Nominally visible to the naked eye, Nova Delphini, in the minor constellation Delphinus, the Dolphin, is the first such unaidedly eyeable cosmic event in six years. If you look toward the Summer Triangle, find the apex, the bright star Altair. Continue past the apex, and the Dolphin is basically swimming a short distance beyond (“above” the isosceles triangle vis-a-vis its short base between Vega and Deneb).
I harbor no illusions that the flecks in this iPhone photo are much of anything but “noise,” but the four-star diamond shape in the cloudy area does have a resemblance to the Dolphin. The nova itself probably isn’t visible here.
I used a delayed shutter release, long-exposure app called SlowShutter, mounting the phone on a stable surface before the shutter opened, then deliberately covering the lens before “releasing (not plunging) the plunger” (picking the phone up to tap the shutter closed; the longest automatic alternative to the open-ended “bulb” setting is only 15 seconds). This exposure was 102 seconds at ISO 3200 (also set in the app), edited again afterward in the iPhoto app for exposure, resulting in the purple hue.

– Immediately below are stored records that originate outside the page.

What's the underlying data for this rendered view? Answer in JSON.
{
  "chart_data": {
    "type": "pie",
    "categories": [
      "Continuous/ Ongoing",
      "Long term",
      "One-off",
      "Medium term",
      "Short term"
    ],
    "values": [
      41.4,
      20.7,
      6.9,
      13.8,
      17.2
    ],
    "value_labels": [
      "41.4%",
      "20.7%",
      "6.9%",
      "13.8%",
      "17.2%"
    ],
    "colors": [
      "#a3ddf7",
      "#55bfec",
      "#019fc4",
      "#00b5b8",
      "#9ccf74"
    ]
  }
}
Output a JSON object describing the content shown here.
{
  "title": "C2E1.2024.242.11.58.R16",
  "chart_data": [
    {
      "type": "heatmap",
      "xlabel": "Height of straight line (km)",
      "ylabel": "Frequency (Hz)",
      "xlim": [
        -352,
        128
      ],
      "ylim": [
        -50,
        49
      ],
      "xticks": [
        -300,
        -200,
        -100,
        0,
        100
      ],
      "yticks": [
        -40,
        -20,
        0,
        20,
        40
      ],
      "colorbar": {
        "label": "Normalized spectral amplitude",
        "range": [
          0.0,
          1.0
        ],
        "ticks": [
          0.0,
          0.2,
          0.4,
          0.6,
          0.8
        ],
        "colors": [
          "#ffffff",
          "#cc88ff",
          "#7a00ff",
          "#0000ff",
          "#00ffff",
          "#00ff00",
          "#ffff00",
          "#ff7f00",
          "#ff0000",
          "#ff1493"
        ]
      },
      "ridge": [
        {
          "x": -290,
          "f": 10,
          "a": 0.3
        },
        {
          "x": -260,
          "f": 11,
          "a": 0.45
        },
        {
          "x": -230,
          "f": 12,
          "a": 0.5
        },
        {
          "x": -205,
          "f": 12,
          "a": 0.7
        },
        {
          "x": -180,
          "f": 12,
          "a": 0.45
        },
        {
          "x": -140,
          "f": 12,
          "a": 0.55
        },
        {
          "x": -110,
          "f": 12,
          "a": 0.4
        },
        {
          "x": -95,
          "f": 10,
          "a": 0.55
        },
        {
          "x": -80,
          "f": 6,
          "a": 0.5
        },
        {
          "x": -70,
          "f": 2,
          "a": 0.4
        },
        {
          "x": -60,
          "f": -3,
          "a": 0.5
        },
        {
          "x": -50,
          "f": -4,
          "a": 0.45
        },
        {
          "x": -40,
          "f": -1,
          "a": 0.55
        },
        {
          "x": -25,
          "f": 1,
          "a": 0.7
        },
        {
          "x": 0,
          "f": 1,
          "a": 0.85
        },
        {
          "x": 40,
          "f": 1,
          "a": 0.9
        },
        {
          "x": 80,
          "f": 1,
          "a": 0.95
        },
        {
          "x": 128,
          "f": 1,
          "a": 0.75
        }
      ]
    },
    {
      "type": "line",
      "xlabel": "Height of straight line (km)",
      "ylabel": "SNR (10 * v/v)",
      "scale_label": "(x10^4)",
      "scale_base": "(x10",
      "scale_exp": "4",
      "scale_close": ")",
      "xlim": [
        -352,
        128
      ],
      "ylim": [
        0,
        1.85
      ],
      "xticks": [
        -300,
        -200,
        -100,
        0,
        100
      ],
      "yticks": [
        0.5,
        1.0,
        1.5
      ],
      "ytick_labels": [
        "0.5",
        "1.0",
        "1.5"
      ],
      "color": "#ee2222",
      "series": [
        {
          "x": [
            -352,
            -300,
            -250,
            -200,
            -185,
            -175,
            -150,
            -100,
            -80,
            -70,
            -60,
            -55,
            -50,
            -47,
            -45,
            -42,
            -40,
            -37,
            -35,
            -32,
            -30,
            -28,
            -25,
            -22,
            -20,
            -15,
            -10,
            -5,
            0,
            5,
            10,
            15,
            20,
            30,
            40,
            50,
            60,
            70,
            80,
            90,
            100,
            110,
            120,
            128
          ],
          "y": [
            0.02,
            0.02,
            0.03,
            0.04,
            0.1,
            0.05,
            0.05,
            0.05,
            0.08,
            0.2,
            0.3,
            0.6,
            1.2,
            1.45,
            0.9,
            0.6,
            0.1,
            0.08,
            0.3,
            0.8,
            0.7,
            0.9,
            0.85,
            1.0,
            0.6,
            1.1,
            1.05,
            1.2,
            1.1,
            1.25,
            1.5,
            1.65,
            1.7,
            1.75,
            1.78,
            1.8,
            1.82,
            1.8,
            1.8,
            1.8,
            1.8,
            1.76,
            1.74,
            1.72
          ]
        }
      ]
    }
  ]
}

This was a couple nights back. Now that the moon is rising later, Nova Delphini might be visible until midnight or beyond. If you’re really interested, getting out into the country where there’s less ambient light would be worthwhile.
Are We Having Fun?
Jumping from one dolphin dispatch to another, the caption/comment on this Facebook post resonated with me, though some subsequent commenters jumped to the conclusion it was anti-science in tone. It wasn’t necessarily. And though there is potentially great value in analyzing phenomena like fun and play, I think there is something to the comment. I don’t know about the actual porpoise of the writer, but there are a least two kinds of people who might say what the writer did: those who are indeed making a facile anthropomorphic assumption, and those, in all likelihood a little more educated, who with affected humbler-than-thou self-effacement tend to assume only humans are capable of whimsy, or for that matter, evil. And let’s face it: Fun is generally not so fun when you stop to over-analyze it, though the devil of “over-” may be in the d(olphins’) tails. For now, I do think one thing we can rest assured humans fortunately maintain a sovereign, inalienable right to is the bad pun. No other species would touch that.